Yes you may try to play hard with your little friends as you watch “Universal Solider” (ahem, LAME) talking a big game, but then your hard game quickly converts to a gossip fest of the latest girl you are dating and what it all means: does she really like you? will she sleep with you? Will she take heed on your advances? Sound familiar? Yeah next time you wonder go straight to the source…we won’t lie about it…trust us.
You put out the hints…“oh we should hang out” “we should do this” “we should do that” and as soon as we reciprocate or say “yeah lets” you freak the eff out that things may or may not be going too fast…sound familiar?
Bathroom…DON’T EVEN GET ME STARTED. Magazine racks were invented for men. Is there something wrong with the couch that you can’t read the latest issue of Playboy there? Yes, we must blow dry and do make-up in the most crucial lighting possible but net-net we equally hog son. So go project elsewhere.

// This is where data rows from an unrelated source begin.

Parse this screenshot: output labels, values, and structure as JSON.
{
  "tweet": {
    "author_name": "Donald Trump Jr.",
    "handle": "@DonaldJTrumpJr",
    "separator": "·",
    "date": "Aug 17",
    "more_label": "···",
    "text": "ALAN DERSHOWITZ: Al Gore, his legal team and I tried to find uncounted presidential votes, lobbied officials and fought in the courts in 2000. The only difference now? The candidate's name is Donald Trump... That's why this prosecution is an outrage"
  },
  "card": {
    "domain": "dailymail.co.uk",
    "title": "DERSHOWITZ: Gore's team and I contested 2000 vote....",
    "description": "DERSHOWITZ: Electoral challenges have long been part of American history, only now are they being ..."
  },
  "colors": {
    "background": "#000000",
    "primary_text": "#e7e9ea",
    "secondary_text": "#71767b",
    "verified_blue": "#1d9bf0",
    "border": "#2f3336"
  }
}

As for clingy? Really? Do we really want to go there?!?! I have dated more men than I care to count before I got married and ALL of them were clingy…like all. Maybe it is because I preferred spending time with my friends or family than be all couple like but still. ALL OF THEM DUDES. God forbid you can’t make a quick visit/dinner/movies/couch snogging/chinging when they want you to; all of a sudden there is an issue. Puh-lease.
So sorry I sound like a bitter hater but before you boys start throwing your stones, realize that you live in a glass house. Steps off soapbox.
This post is dedicated to all the ladies that truly feel me, throw your hands up at me.